On the subsequent trial of the action, plaintiffs recovered judgments against the company, but these were reversed on appeal on the ground that plaintiffs had failed to prove that Green was legally operating the car in the business of the city, with its express or implied consent — a prerequisite to recovery under the policy (243 App. Div. 325,-affd. 267 N. Y. 609).
In the instant case, the Appellate Division correctly held that by virtue of the indemnitor-indemnitee relationship existing between an insurer and an insured, defendant here (the insured) was in privity with the defendant in the New Hampshire action (the insurer) for purposes of the collateral estoppel doctrine. The Appellate Division erred in the Fox case in not according collateral estoppel effect to the finding that Green was using the car for purposes to which the city could not, in law, consent. The finding that the city employee was using the car for pleasure purposes at the time of the accident was essential to the judgment exonerating the city from liability under section 59 and, if the named insured was incapable of consenting to the use of the car for these purposes, the insurer could not be liable under the policy. We recognized this, in effect, in affirming the subsequent judgment for the insurance company, and hence we do not regard the Fox case as authority for denying collateral estoppel effect to the necessary factual finding made in the New Hampshire proceeding.
As to the conflict-of-laws question involved in this case, the Appellate Division, citing Johnson v. Muelberger (340 U. S. 581), held that “ the law of New Hampshire, rather than the laiv of New York, is controlling as to the effect to be given the eviden*296tiary findings underlying the New Hampshire judgment ’ Since the issue of permission under the insurance policy, as determined under Pennsylvania law, is not the same as the issue of permission under section 59 of the Vehicle and Traffic Law, no adjudication by the courts of New York on the latter issue could impair the force of the New Hampshire judgment on thé former issue. Hence a choice of New Hampshire law would not appear to be mandated by the Pull Faith and Credit Clause of the Federal Constitution. It should also be noted that the accident occurred in New York, and since the liability of the insurer is, by force of our statute (Vehicle and Traffic Law, § 59), deemed coextensive with the liability of the insured owner to third persons for injuries caused by those operating the vehicle with the said insured’s permission, the ultimate liability of the insurer depends upon a construction of New York law.

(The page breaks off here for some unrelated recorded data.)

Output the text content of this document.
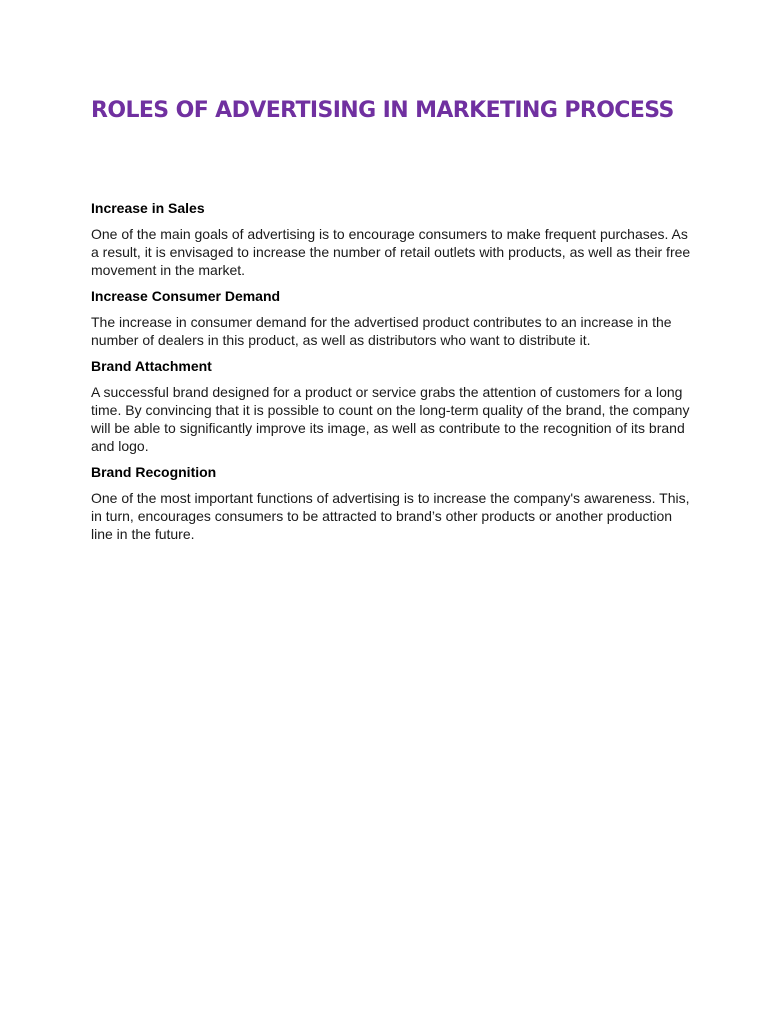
ROLES OF ADVERTISING IN MARKETING PROCESS
Increase in Sales

One of the main goals of advertising is to encourage consumers to make frequent purchases. As a result, it is envisaged to increase the number of retail outlets with products, as well as their free movement in the market.

Increase Consumer Demand

The increase in consumer demand for the advertised product contributes to an increase in the number of dealers in this product, as well as distributors who want to distribute it.

Brand Attachment

A successful brand designed for a product or service grabs the attention of customers for a long time. By convincing that it is possible to count on the long-term quality of the brand, the company will be able to significantly improve its image, as well as contribute to the recognition of its brand and logo.

Brand Recognition

One of the most important functions of advertising is to increase the company's awareness. This, in turn, encourages consumers to be attracted to brand’s other products or another production line in the future.
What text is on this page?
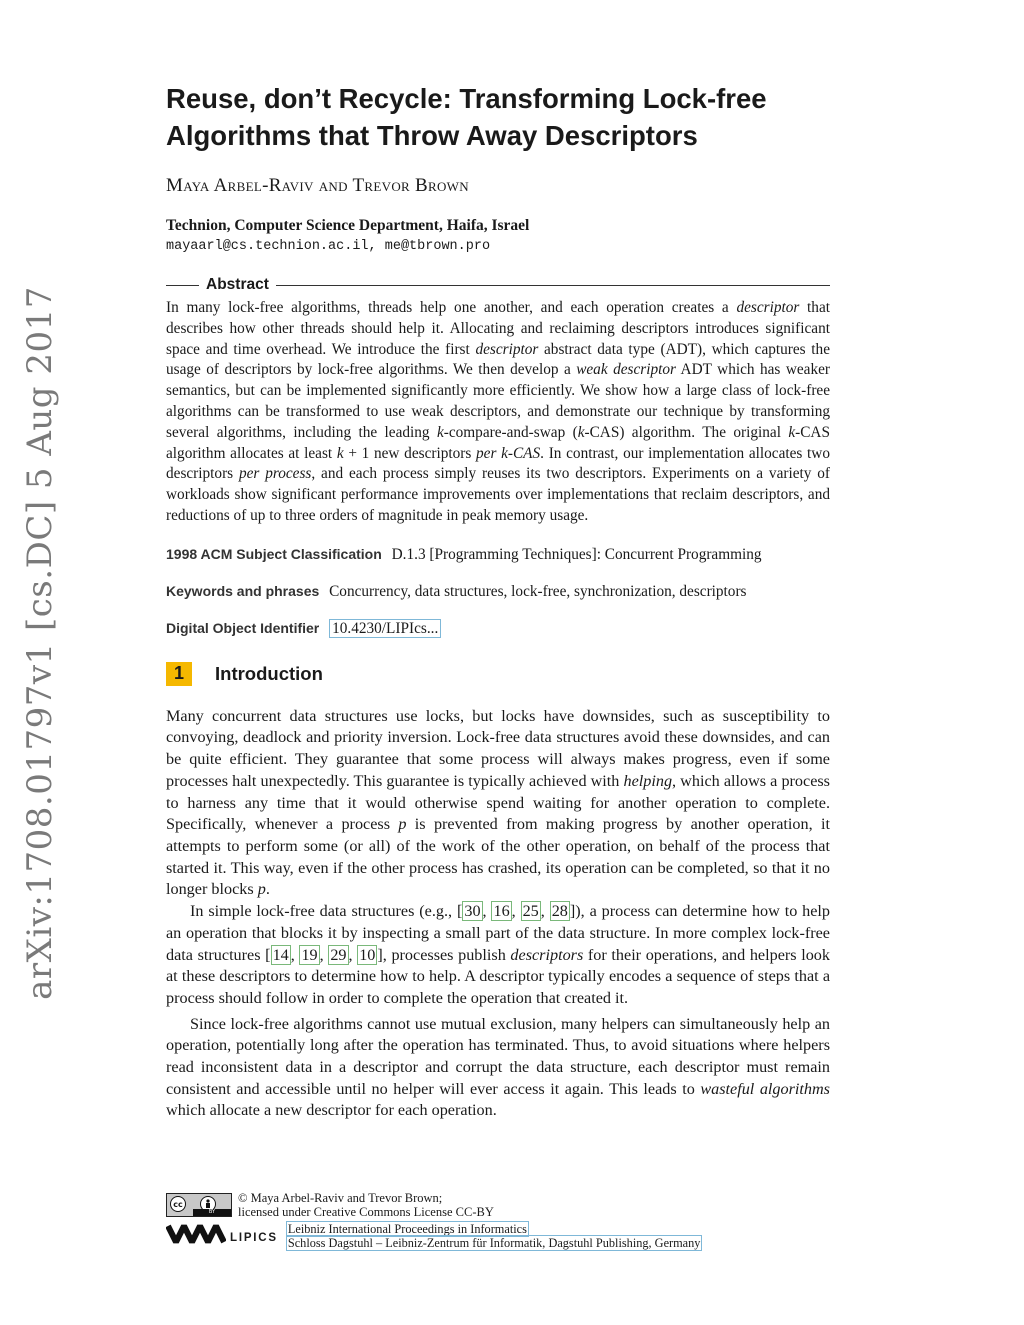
arXiv:1708.01797v1 [cs.DC] 5 Aug 2017
Reuse, don’t Recycle: Transforming Lock-free
Algorithms that Throw Away Descriptors
Maya Arbel-Raviv and Trevor Brown
Technion, Computer Science Department, Haifa, Israel
mayaarl@cs.technion.ac.il, me@tbrown.pro
Abstract
In many lock-free algorithms, threads help one another, and each operation creates a descriptor that describes how other threads should help it. Allocating and reclaiming descriptors introduces significant space and time overhead. We introduce the first descriptor abstract data type (ADT), which captures the usage of descriptors by lock-free algorithms. We then develop a weak descriptor ADT which has weaker semantics, but can be implemented significantly more efficiently. We show how a large class of lock-free algorithms can be transformed to use weak descriptors, and demonstrate our technique by transforming several algorithms, including the leading k-compare-and-swap (k-CAS) algorithm. The original k-CAS algorithm allocates at least k + 1 new descriptors per k-CAS. In contrast, our implementation allocates two descriptors per process, and each process simply reuses its two descriptors. Experiments on a variety of workloads show significant performance improvements over implementations that reclaim descriptors, and reductions of up to three orders of magnitude in peak memory usage.
1998 ACM Subject Classification D.1.3 [Programming Techniques]: Concurrent Programming
Keywords and phrases Concurrency, data structures, lock-free, synchronization, descriptors
Digital Object Identifier 10.4230/LIPIcs...
1	Introduction

Many concurrent data structures use locks, but locks have downsides, such as susceptibility to convoying, deadlock and priority inversion. Lock-free data structures avoid these downsides, and can be quite efficient. They guarantee that some process will always makes progress, even if some processes halt unexpectedly. This guarantee is typically achieved with helping, which allows a process to harness any time that it would otherwise spend waiting for another operation to complete. Specifically, whenever a process p is prevented from making progress by another operation, it attempts to perform some (or all) of the work of the other operation, on behalf of the process that started it. This way, even if the other process has crashed, its operation can be completed, so that it no longer blocks p.

In simple lock-free data structures (e.g., [ 30 , 16 , 25 , 28 ]), a process can determine how to help an operation that blocks it by inspecting a small part of the data structure. In more complex lock-free data structures [ 14 , 19 , 29 , 10 ], processes publish descriptors for their operations, and helpers look at these descriptors to determine how to help. A descriptor typically encodes a sequence of steps that a process should follow in order to complete the operation that created it.

Since lock-free algorithms cannot use mutual exclusion, many helpers can simultaneously help an operation, potentially long after the operation has terminated. Thus, to avoid situations where helpers read inconsistent data in a descriptor and corrupt the data structure, each descriptor must remain consistent and accessible until no helper will ever access it again. This leads to wasteful algorithms which allocate a new descriptor for each operation.

cc
BY
© Maya Arbel-Raviv and Trevor Brown;
licensed under Creative Commons License CC-BY
LIPICS
Leibniz International Proceedings in Informatics
Schloss Dagstuhl – Leibniz-Zentrum für Informatik, Dagstuhl Publishing, Germany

In any event, the relevant New Hampshire cases seem to be in accord with the general rule that where an issue of fact essential to the judgment is actually litigated and determined by a valid final judgment, the determination is conclusive between the parties and their privies (King v. Chase, 15 N. H. 9; Laconia Nat. Bank v. Lavallee, 96 N. H. 353; see, also, Morin v. Travelers Ins. Co., 85 N. H. 471; Employers’ Liab. Assur. Corp. v. Tibbetts, 96 N. H. 296).
The orders appealed from should be reversed, and the judgments of Special Term reinstated, with costs. The question certified in each case should be answered in the affirmative.